This is one person’s story; everyone will have unique experiences on their own path to recovery and beyond. Some stories may mention eating disorder thoughts, behaviors, or symptom use. Please use your own discretion. And speak with your therapist when needed.
by Caroline Morris
I remember reading the following in Fasting Girls by Joan Brumberg two years ago, while I was researching for my master’s thesis: “Published case reports repeatedly said that girls with anorexia nervosa were ‘sullen,’ ‘sly,’ and ‘peevish,’ implying that they were as parsimonious with their words as with their food.”1
I laughed and immediately emailed the quote to my thesis advisor, knowing she would, whether she admitted it or not, recognize something of me in the description. I was no longer parsimonious with my food, perhaps, but I certainly could be with my words and thoughts. I am far less miserly in my writing.
Writing has always helped me express myself in ways that I never could otherwise. I don’t mean to suggest that I write to express myself to others, though I do. More often, I write to understand. I write to connect with myself and to work through my thoughts, feelings, and experiences. It makes sense to me that I was only able to talk to myself about my anorexia by writing about it, and it also makes sense to me that I was unable and unwilling to talk to anyone else about it until long after I had processed on my own. I am convinced that writing saved me, though it was years before I saw the fruit of my processing before I felt saved, recovered, healed.
The summer of my conversion, or what I half-seriously refer to as my conversion, I read two books concurrently: one about anorexia, the other about the furious longing of God. Whether the reading selection and its repercussions were divinely orchestrated or coincidental, my experience of anorexia was spiritual through and through. My anorexia was an ascetic disorder and my “conversion” a movement from death to life.
The book on anorexia that I stealthily borrowed from my roommate’s bookshelf that summer was Life Without Ed. I figured she had read it for class, but I didn’t know. We weren’t really close. I wasn’t really close with anyone. I read the book, as I did most everything, in secret. I didn’t want her to think I had chosen it as a “cry for help.” I was merely gathering information.
I spent the evening poring over the book, transfixed but still very much composed. And then something happened that made me lose all composure. Somewhere near the end of the book, light shone up from the words and pages and into my mind.
All of the sudden, I saw.
I stood up, dropped the book, covered my mouth, and gasped and heaved and cried and coughed until there was nothing else to do but fall to the floor. Before I could consciously call for movement, I felt my hands reach out and find my computer, and I began writing.
I wrote down everything I could think of, all the thoughts I had but never acknowledged, all the fears that haunted me. That night wasn’t the first night I experienced the very rational fear of dying, but it was the first night I admitted it to myself.
I obsessed over the document for months because I was convinced that if I could only keep writing, something would work together and make sense. I believed that if I could just keep writing, I could find a way to make my story end well.

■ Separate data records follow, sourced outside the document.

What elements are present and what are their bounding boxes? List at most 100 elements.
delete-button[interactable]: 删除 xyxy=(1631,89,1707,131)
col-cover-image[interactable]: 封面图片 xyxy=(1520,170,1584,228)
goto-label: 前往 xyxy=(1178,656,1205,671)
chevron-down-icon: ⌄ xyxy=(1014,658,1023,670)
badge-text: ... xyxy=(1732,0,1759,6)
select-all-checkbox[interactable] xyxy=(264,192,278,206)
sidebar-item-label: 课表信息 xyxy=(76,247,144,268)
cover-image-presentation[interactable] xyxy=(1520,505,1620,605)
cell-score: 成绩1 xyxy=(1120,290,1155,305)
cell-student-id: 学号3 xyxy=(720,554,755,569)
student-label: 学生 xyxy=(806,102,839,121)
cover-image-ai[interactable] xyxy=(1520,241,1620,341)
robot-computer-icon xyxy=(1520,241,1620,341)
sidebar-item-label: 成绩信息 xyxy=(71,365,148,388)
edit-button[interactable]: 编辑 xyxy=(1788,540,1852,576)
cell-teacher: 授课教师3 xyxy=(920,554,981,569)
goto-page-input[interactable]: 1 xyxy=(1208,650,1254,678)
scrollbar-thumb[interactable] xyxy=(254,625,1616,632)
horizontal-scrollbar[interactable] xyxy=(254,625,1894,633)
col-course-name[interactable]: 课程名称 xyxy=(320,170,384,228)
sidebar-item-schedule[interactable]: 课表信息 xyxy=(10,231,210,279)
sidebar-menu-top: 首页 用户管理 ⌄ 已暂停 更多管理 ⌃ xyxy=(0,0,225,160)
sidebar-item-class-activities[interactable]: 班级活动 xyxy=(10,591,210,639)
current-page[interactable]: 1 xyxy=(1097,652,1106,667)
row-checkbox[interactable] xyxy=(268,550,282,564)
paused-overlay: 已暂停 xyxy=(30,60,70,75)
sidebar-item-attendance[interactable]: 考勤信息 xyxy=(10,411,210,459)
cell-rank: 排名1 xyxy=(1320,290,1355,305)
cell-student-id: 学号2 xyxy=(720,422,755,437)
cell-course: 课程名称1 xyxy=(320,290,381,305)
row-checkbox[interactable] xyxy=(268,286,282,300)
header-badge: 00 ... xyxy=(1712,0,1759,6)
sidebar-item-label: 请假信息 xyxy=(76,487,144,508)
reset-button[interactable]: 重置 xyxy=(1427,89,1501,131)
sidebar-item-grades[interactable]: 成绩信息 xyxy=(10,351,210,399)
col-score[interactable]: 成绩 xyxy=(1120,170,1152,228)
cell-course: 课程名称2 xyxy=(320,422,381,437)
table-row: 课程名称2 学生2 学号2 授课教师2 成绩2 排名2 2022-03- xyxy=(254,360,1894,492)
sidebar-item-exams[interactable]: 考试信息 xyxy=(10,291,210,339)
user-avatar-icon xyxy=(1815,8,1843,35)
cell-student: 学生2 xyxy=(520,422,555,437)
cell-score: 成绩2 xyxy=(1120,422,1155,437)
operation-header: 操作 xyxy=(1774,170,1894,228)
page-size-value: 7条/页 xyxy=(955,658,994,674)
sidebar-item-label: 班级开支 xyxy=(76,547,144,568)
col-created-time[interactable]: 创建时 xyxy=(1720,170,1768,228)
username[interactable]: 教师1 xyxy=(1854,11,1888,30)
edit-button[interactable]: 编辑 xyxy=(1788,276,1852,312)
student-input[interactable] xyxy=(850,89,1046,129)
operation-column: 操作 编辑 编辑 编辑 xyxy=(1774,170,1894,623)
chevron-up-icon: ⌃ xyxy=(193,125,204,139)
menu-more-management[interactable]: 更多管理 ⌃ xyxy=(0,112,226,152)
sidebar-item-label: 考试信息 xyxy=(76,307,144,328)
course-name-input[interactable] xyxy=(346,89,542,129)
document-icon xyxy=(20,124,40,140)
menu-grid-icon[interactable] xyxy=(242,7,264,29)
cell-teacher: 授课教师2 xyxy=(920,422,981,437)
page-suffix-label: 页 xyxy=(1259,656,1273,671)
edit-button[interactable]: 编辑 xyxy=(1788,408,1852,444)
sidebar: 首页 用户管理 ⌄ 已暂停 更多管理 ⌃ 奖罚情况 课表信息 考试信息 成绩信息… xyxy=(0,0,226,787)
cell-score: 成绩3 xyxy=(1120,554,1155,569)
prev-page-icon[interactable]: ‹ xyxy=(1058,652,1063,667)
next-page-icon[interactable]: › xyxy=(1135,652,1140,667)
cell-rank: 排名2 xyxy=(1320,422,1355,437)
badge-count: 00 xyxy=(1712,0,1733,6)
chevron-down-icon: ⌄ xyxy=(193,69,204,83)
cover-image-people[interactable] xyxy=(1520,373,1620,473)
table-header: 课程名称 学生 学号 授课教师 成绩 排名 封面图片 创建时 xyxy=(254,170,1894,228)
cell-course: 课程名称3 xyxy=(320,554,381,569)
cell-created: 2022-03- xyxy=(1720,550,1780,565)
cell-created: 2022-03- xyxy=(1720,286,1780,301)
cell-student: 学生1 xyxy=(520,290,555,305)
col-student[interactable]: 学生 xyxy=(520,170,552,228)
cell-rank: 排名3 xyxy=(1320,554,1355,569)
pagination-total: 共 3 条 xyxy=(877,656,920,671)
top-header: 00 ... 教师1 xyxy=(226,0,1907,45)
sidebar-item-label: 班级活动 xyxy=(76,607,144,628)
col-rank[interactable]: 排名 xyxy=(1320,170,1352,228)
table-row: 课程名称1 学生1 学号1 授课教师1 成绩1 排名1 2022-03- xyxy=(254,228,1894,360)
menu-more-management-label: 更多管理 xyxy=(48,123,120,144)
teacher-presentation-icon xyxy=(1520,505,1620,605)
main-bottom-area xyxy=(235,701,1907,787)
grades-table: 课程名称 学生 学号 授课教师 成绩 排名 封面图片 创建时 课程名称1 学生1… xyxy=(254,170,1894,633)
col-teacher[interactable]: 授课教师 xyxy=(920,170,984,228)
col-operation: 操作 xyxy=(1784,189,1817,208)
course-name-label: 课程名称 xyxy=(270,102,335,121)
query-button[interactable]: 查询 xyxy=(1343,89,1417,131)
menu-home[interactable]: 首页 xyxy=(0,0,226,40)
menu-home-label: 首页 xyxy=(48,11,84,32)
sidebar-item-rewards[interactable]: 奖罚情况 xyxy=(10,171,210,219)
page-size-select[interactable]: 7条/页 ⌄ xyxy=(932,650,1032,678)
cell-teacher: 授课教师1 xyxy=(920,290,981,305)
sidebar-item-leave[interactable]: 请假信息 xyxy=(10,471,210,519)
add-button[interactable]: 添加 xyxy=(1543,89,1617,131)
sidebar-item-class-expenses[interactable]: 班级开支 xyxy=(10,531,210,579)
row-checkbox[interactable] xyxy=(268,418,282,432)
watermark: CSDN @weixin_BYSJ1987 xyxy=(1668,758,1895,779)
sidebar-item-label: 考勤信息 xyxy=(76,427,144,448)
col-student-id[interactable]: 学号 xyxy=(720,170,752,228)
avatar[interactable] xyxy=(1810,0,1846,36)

I did find a way, though the written story never came together: circumstances were such that I eventually needed to put it away—I needed to live the story. Life after anorexia is both beyond my best and wildest dreams and, depending on the day, so exhausting that I almost feel disappointed. I am weary, and I am also happier than I could ever write to be alive.
Writing aided my recovery by giving me something to do, some task to busy myself with. It reminded me that I have thoughts, depths—feelings, even—and that those things are worth fighting for. The more I wrote, the more lucid my writing became, the more lucid my thoughts became, and I steadily regained a sense of self. Most significantly, writing served as a reminder of what I saw the night I began to talk to myself about my anorexia: that I could die at any moment, and that I wanted, more than ever before, to live.
[1] Joan Jacobs Brumberg, Fasting Girls: the History of Anorexia Nervosa (New York: Vintage, 2000), 165.